Berbicara di ITB Fair 2010, 6 FebruarI 2010
Akhir pekan ini saya kembali melakukan perjalanan ke Bandung. Bukan seperti kebanyakan orang Jakarta yang hendak berlibur dan berakhir pekan, melainkan dalam rangka memenuhi undangan Institut Teknologi Bandung untuk memberikan paparan pembuka (keynote speech) di sesi Final Community Development Contest acara ITB Fair 2010.
Community Development Contest yang digelar di ITB Fair ini adalah kejuaraan inovasi yang melibatkan mahasiswa-mahasiswa di berbagai universitas dan perguruan tinggi di Indonesia, untuk mencari gagasan terbaik dan realistis dalam upaya pengembangan masyarakat di Indonesia. Ada 20 finalis dari berbagai universitas yang dinilai memiliki proyek-proyek pengembangan masyarakat yang berkualitas.
Universitas-universitas yang turut serta dalam kontes ini adalah Universitas Gajah Mada Yogyakarta, Universitas Diponegoro Semarang, Universitas Andalas Padang, Universitas Airlangga Surabaya, Universitas Muhammadiyah Bengkulu, Universitas Udayana Denpasar, Universitas Brawijaya Malang, serta beberapa yang lain. Selain itu, ITB juga bekerja sama dengan beberapa instansi terkait seperti DIKTI, LIPI, BPPT, Departemen Sosial, dan lembaga-lembaga
lainnya.
Ada dua hal yang menarik perhatian saya selama menghadiri CDC tersebut. Tak seperti kontes-kontes inovasi lain, yang menitikberatkan pada ide yang memukau, tujuan utama CDC adalah mencari solusi untuk perbaikan kondisi sosial masyarakat. Artinya, CDC sedang mencari kandidat terbaik sebagai social entrepreneur, yakni entrepreneur yang bergerak di bidang sosial kemasyarakatan. Indikator kunci dari kinerja seorang social entrepreneur adalah bagaimana inovasi yang dihasilkannya bisa membantu masyarakat luas sekaligus mampu menggelitik atau menarik para donatur untuk mendukung program dan kegiatan mereka.
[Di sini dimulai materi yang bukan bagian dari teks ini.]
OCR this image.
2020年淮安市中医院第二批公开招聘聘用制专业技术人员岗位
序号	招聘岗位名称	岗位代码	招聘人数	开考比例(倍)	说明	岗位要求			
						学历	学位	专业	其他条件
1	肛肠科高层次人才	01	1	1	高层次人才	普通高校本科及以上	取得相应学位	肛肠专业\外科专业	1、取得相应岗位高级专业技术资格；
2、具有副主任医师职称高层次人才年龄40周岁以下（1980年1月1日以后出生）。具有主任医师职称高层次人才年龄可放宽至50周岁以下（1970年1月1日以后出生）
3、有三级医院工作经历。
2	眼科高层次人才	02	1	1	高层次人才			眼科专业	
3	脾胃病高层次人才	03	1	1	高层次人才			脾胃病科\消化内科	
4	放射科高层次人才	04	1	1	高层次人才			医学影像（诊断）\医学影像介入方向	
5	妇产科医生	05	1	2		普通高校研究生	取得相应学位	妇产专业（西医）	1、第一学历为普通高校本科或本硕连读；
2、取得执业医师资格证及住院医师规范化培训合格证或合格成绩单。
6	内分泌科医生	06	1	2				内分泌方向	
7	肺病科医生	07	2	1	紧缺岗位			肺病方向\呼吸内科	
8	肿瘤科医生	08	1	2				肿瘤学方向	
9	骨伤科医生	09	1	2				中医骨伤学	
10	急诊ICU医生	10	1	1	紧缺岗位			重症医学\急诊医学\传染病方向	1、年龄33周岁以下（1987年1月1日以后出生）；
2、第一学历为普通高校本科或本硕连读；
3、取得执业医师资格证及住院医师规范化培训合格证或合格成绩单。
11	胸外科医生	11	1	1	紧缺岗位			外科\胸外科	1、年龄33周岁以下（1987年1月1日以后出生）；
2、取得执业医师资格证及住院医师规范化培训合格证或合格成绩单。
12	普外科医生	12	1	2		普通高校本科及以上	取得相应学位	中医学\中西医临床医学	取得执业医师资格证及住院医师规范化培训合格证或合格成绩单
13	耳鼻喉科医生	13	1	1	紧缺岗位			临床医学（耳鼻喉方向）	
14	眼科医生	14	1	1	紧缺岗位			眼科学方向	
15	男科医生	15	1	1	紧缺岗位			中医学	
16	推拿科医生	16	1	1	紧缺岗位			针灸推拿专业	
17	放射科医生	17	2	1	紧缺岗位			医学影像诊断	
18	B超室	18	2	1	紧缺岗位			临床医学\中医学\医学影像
Peserta ITB Fair, bibit-bibit social entrepreneur di masa depan
Sama seperti di dunia bisnis, tentu ini semua membutuhkan sebuah konsep yang matang, sekaligus kemampuan entrepreneurship, meski semuanya dalam konteks yang bersifat sosial. Oleh karenanya, walaupun tidak banyak yang berhasil di bidang ini, namun tak sedikit teknopreneur besar yang juga berhasil sebagai seorang social entrepreneur.
Salah satunya adalah Bill Gates. Setelah pensiun dari urusan Microsoft, Gates bersama istrinya mendirikan Bill & Melinda Gates Foundation, yang secara fenomenal memerangi berbagai penyakit dan masalah sosial di seantero dunia, mulai dari HIV/ AIDS, Malaria, hingga gempa bumi Haiti. Gates sendiri mengatakan bahwa apa yang dia lakukan ketika memimpin Microsoft dengan kerja sosial bersama yayasannya, tak begitu berbeda.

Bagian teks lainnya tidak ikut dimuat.